Experimental Methods
Let’s take a look at the ExperimentalMethods
class and how user provided optimization rules are
plugged into SparkOptimizer
class.
ExperimentalMethods class:
class ExperimentalMethods private[sql]() {
@volatile var extraStrategies: Seq[Strategy] = Nil
@volatile var extraOptimizations: Seq[Rule[LogicalPlan]] = Nil
override def clone(): ExperimentalMethods = {
val result = new ExperimentalMethods
result.extraStrategies = extraStrategies
result.extraOptimizations = extraOptimizations
result
}
}
Snippet from SparkOptimizer:
override def batches: Seq[Batch] = (preOptimizationBatches ++ super.batches :+
Batch("Optimize Metadata Only Query", Once, OptimizeMetadataOnlyQuery(catalog, conf)) :+
Batch("Extract Python UDF from Aggregate", Once, ExtractPythonUDFFromAggregate) :+
Batch("Prune File Source Table Partitions", Once, PruneFileSourcePartitions)) ++
postHocOptimizationBatches :+
Batch("User Provided Optimizers", fixedPoint, experimentalMethods.extraOptimizations: _*)
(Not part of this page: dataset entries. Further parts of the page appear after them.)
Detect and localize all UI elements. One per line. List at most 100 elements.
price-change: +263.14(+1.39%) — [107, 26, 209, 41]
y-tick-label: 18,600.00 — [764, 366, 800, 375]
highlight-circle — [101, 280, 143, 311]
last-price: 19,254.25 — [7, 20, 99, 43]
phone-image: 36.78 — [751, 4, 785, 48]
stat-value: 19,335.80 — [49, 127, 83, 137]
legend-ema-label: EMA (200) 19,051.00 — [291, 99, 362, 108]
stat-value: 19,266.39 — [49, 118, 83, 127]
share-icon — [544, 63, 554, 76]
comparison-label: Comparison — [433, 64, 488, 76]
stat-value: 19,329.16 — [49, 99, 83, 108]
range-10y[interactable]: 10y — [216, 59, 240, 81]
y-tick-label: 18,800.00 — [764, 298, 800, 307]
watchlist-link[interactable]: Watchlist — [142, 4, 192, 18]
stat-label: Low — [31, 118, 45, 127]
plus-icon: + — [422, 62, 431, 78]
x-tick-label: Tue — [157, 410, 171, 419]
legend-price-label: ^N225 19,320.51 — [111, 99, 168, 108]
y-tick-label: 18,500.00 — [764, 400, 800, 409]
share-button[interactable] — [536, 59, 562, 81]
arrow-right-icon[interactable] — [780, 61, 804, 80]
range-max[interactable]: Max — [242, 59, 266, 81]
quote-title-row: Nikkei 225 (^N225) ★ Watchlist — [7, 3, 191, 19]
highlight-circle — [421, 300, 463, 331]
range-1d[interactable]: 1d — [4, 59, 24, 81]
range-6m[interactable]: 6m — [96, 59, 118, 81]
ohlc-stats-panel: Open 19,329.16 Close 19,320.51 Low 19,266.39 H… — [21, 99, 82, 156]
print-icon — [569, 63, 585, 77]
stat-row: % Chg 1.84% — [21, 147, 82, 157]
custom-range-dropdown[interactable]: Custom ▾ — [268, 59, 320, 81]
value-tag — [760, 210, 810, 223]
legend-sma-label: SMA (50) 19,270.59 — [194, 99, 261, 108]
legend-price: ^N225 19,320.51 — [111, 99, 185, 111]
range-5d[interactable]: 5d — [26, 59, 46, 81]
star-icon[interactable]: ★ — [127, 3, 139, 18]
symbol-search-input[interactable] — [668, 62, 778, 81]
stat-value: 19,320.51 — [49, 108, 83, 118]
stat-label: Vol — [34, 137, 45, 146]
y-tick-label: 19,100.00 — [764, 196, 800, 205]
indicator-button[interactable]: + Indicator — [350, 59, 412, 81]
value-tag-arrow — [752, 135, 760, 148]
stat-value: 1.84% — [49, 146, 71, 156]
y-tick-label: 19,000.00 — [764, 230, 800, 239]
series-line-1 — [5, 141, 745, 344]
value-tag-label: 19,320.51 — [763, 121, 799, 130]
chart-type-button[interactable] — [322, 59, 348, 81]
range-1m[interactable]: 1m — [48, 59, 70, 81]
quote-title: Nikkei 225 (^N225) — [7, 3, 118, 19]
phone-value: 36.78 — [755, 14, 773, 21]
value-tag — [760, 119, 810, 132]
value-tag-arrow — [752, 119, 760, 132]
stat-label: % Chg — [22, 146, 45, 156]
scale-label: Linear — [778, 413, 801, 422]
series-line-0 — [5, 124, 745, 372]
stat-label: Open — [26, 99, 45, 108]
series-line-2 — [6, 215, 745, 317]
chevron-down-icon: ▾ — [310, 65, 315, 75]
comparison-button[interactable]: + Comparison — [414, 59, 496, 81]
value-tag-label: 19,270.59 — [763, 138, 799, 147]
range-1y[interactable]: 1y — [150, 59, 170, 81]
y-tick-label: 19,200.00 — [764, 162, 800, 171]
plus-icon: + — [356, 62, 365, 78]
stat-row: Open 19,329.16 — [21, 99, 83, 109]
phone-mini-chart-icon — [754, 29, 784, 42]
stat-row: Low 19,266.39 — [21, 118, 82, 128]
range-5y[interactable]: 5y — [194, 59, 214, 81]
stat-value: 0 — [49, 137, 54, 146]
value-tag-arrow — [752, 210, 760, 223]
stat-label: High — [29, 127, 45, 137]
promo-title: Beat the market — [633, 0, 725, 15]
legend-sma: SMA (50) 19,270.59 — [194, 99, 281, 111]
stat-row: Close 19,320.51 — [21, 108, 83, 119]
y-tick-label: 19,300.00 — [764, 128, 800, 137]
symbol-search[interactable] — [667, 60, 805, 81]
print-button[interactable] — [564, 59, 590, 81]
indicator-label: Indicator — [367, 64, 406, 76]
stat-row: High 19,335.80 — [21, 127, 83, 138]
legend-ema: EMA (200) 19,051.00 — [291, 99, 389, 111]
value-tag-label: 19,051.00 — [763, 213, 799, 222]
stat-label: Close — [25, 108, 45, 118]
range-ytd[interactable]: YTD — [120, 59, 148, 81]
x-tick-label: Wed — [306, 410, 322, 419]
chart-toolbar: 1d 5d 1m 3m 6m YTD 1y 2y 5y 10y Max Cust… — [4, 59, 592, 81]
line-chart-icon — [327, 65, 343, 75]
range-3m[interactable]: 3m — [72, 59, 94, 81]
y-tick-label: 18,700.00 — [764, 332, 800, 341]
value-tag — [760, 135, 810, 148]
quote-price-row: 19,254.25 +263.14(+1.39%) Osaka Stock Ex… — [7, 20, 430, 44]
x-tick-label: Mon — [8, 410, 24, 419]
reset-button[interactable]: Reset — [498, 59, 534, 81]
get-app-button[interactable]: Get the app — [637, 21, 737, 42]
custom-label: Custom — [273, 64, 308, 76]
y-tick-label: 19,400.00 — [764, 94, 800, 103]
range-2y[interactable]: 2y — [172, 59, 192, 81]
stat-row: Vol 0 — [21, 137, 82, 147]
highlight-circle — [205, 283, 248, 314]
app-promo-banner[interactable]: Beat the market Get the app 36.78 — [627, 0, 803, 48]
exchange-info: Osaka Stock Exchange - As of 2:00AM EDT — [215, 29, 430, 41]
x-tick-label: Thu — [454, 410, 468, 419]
And here are the changes that facilitate to apply user provided optimization rules before spark’s
native rules for Analyzer
and Optimizer
are applied:
class ExperimentalMethods private[sql]() {
@volatile var extraStrategies: Seq[Strategy] = Nil
@volatile var extraPreOptimizations: Seq[Rule[LogicalPlan]] = Nil
@volatile var extraOptimizations: Seq[Rule[LogicalPlan]] = Nil
override def clone(): ExperimentalMethods = {
val result = new ExperimentalMethods
result.extraStrategies = extraStrategies
result.extraPreOptimizations = extraPreOptimizations
result.extraOptimizations = extraOptimizations
result
}
}
val experimentalPreOptimizations: Seq[Batch] = Seq(Batch(
"User Provided Pre Optimizers", fixedPoint, experimentalMethods.extraPreOptimizations: _*))
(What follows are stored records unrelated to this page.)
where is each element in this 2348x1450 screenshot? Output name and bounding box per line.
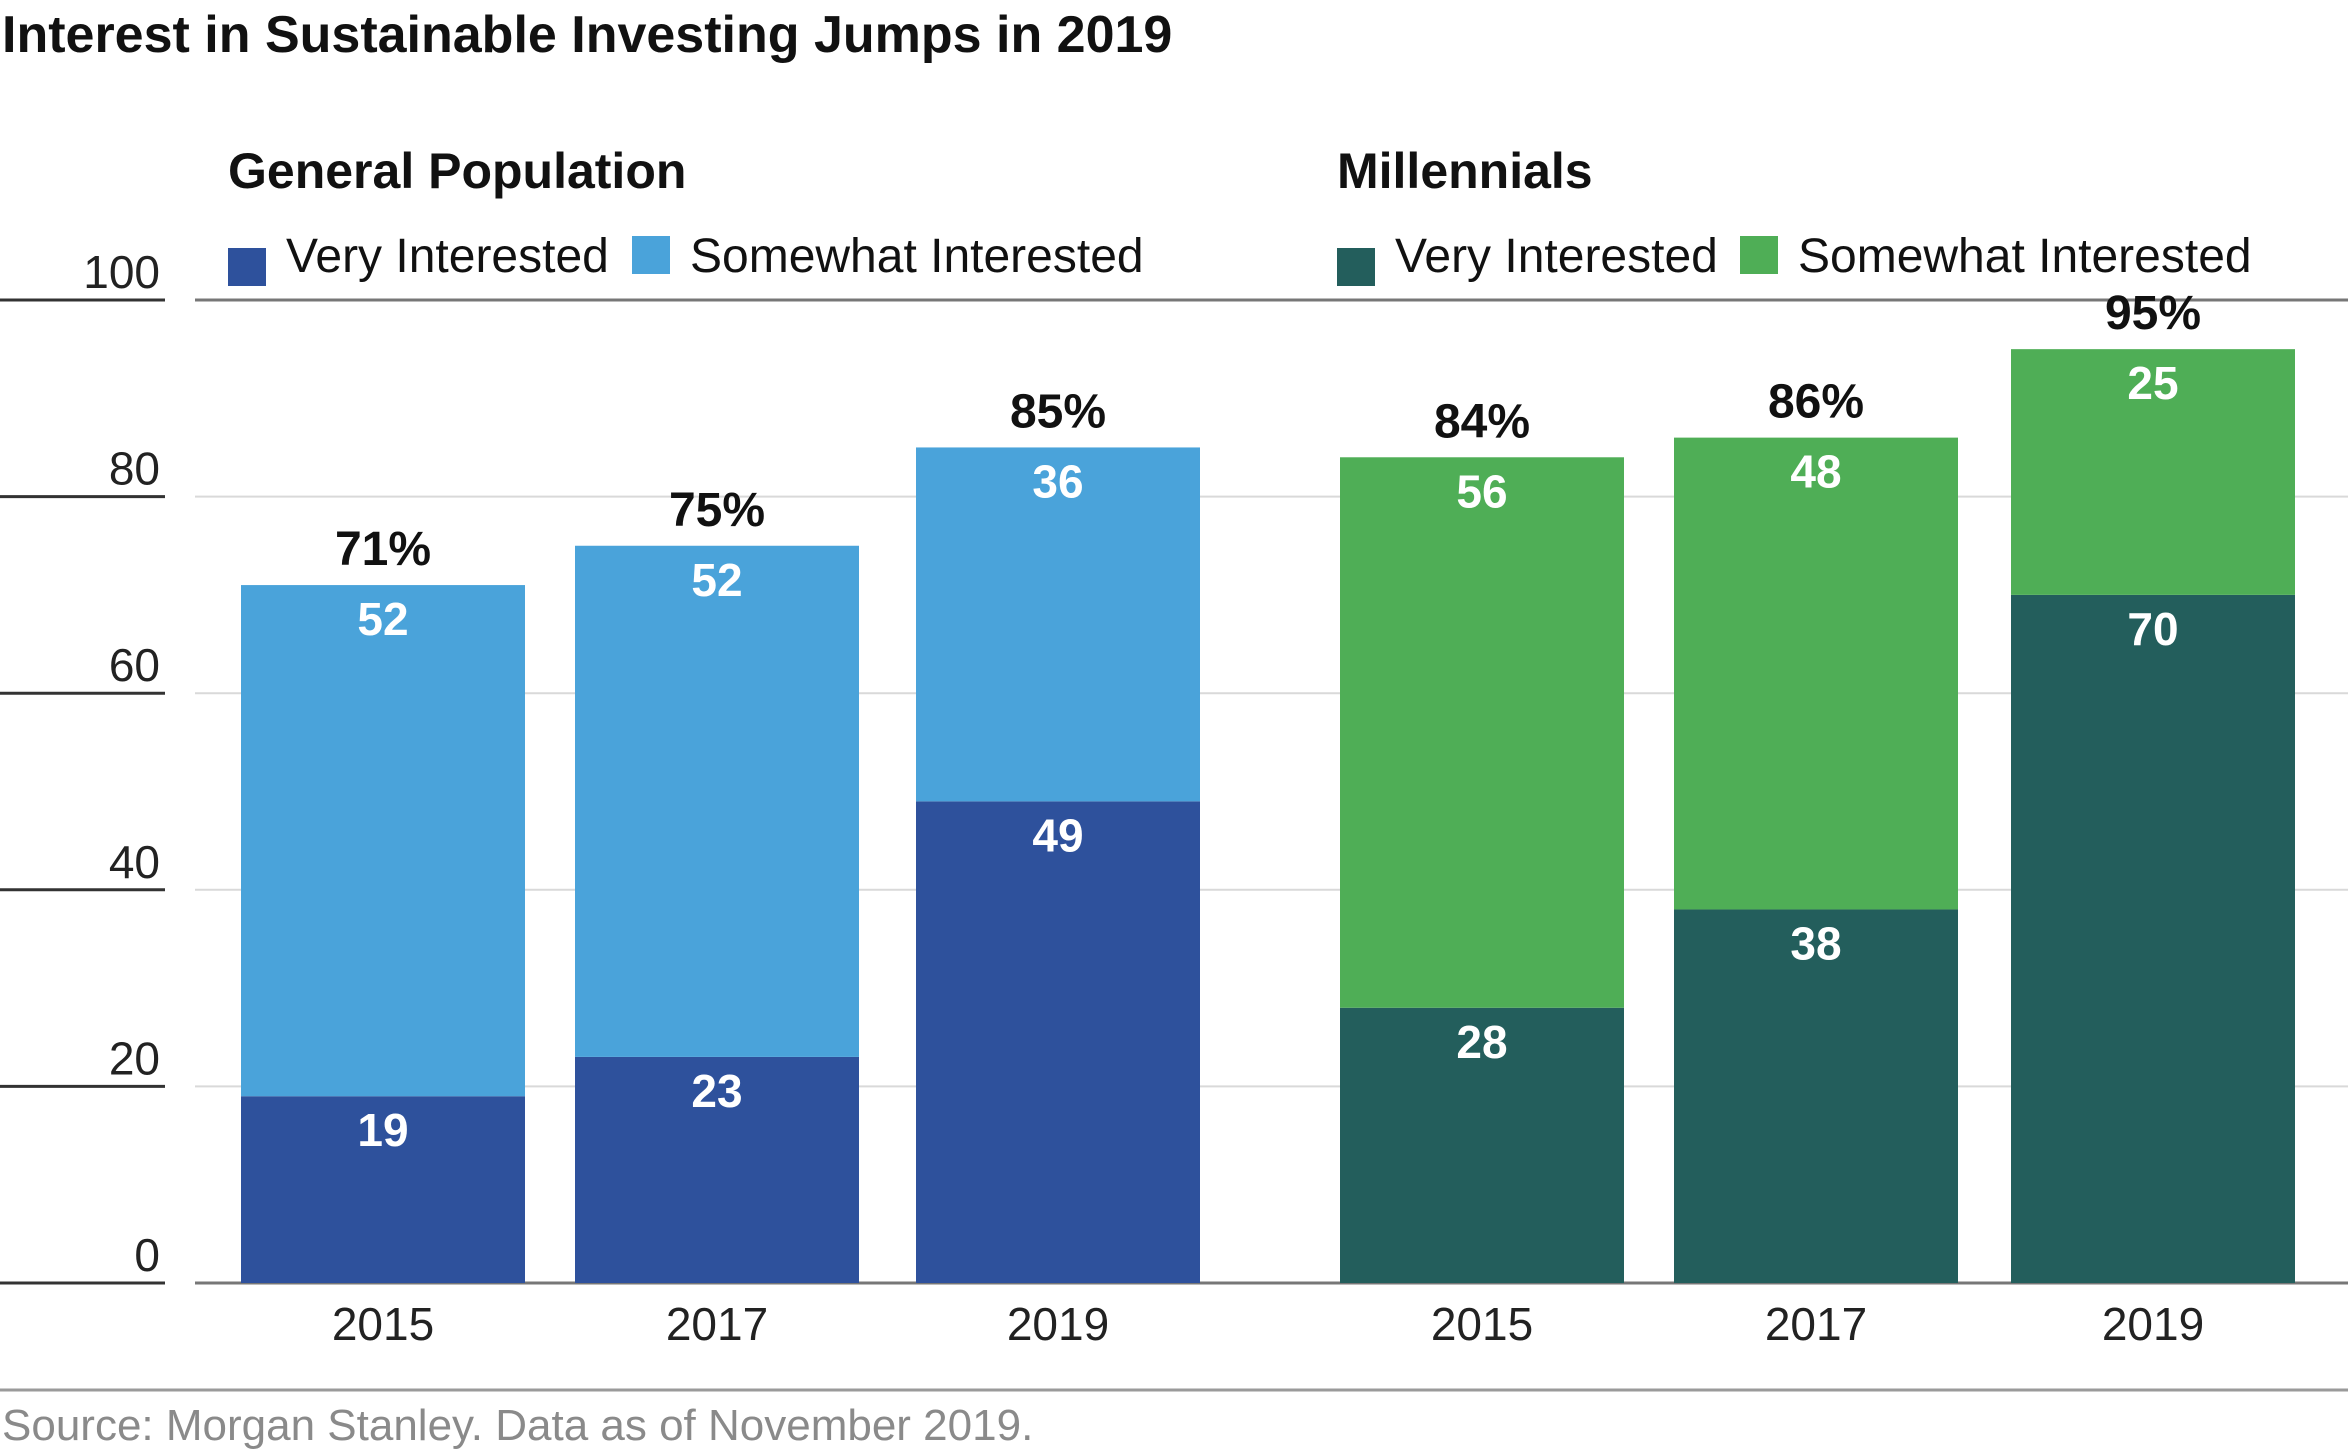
x-tick-label: 2019 xyxy=(1007,1298,1109,1350)
data-label: 36 xyxy=(1032,455,1083,507)
x-tick-label: 2015 xyxy=(332,1298,434,1350)
y-axis: 0 20 40 60 80 100 xyxy=(0,246,165,1285)
data-label: 19 xyxy=(357,1104,408,1156)
stacked-bar: 28 56 84% 2015 xyxy=(1340,395,1624,1350)
total-label: 86% xyxy=(1768,376,1864,429)
stacked-bar: 23 52 75% 2017 xyxy=(575,484,859,1350)
stacked-bar: 19 52 71% 2015 xyxy=(241,523,525,1350)
legend-item: Somewhat Interested xyxy=(632,230,1144,283)
legend-label: Somewhat Interested xyxy=(690,230,1144,283)
y-tick-label: 20 xyxy=(109,1032,160,1084)
bar-segment xyxy=(241,1096,525,1283)
legend-label: Very Interested xyxy=(1395,230,1718,283)
y-tick-label: 0 xyxy=(134,1229,160,1281)
bar-segment xyxy=(1340,1007,1624,1283)
bar-group: Millennials Very Interested Somewhat Inter… xyxy=(1337,143,2295,1350)
y-tick-label: 80 xyxy=(109,443,160,495)
x-tick-label: 2015 xyxy=(1431,1298,1533,1350)
bar-group: General Population Very Interested Somewha… xyxy=(228,143,1200,1350)
chart-title: Interest in Sustainable Investing Jumps … xyxy=(2,6,1172,64)
legend-item: Somewhat Interested xyxy=(1740,230,2252,283)
legend-item: Very Interested xyxy=(1337,230,1718,286)
group-title: General Population xyxy=(228,143,686,199)
x-tick-label: 2017 xyxy=(1765,1298,1867,1350)
data-label: 56 xyxy=(1456,465,1507,517)
x-tick-label: 2019 xyxy=(2102,1298,2204,1350)
y-tick-label: 60 xyxy=(109,639,160,691)
bar-groups: General Population Very Interested Somewha… xyxy=(228,143,2295,1350)
bar-segment xyxy=(1674,437,1958,910)
x-tick-label: 2017 xyxy=(666,1298,768,1350)
total-label: 84% xyxy=(1434,395,1530,448)
data-label: 28 xyxy=(1456,1016,1507,1068)
stacked-bar: 38 48 86% 2017 xyxy=(1674,376,1958,1350)
data-label: 52 xyxy=(357,593,408,645)
legend-label: Somewhat Interested xyxy=(1798,230,2252,283)
bar-segment xyxy=(2011,349,2295,595)
legend-label: Very Interested xyxy=(286,230,609,283)
data-label: 25 xyxy=(2127,357,2178,409)
bar-segment xyxy=(2011,594,2295,1283)
data-label: 48 xyxy=(1790,446,1841,498)
y-tick-label: 100 xyxy=(83,246,160,298)
group-title: Millennials xyxy=(1337,143,1593,199)
total-label: 71% xyxy=(335,523,431,576)
legend-swatch xyxy=(1337,248,1375,286)
data-label: 52 xyxy=(691,554,742,606)
data-label: 38 xyxy=(1790,917,1841,969)
legend-item: Very Interested xyxy=(228,230,609,286)
bar-segment xyxy=(241,585,525,1097)
stacked-bar: 49 36 85% 2019 xyxy=(916,385,1200,1350)
y-tick-label: 40 xyxy=(109,836,160,888)
total-label: 75% xyxy=(669,484,765,537)
data-label: 23 xyxy=(691,1065,742,1117)
total-label: 85% xyxy=(1010,385,1106,438)
gridlines xyxy=(195,298,2348,1285)
bar-segment xyxy=(916,447,1200,802)
data-label: 49 xyxy=(1032,809,1083,861)
source-note: Source: Morgan Stanley. Data as of Novem… xyxy=(2,1401,1033,1450)
legend-swatch xyxy=(1740,236,1778,274)
bar-segment xyxy=(1674,909,1958,1283)
bar-segment xyxy=(575,545,859,1057)
bar-segment xyxy=(1340,457,1624,1008)
legend-swatch xyxy=(632,236,670,274)
data-label: 70 xyxy=(2127,603,2178,655)
stacked-bar: 70 25 95% 2019 xyxy=(2011,287,2295,1350)
bar-segment xyxy=(575,1056,859,1283)
bar-segment xyxy=(916,801,1200,1283)
legend-swatch xyxy=(228,248,266,286)
total-label: 95% xyxy=(2105,287,2201,340)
val experimentalPostOptimizations: Batch = Batch(
"User Provided Post Optimizers", fixedPoint, experimentalMethods.extraOptimizations: _*)
override def batches: Seq[Batch] = experimentalPreOptimizations ++
(preOptimizationBatches ++ super.batches :+
Batch("Optimize Metadata Only Query", Once, OptimizeMetadataOnlyQuery(catalog)) :+
Batch("Extract Python UDF from Aggregate", Once, ExtractPythonUDFFromAggregate) :+
Batch("Prune File Source Table Partitions", Once, PruneFileSourcePartitions)) ++
postHocOptimizationBatches :+ experimentalPostOptimizations
I hope these changes to the codebase would be very helpful in many cases for advanced optimization. Also it will take full advantage of the spark’s simplicity on defining new rules and plug them into spark on the fly during run time. At least these changes on the local branch of my laptop made it very useful to experiment with the SparkOptimizer without having to recompile the code every time.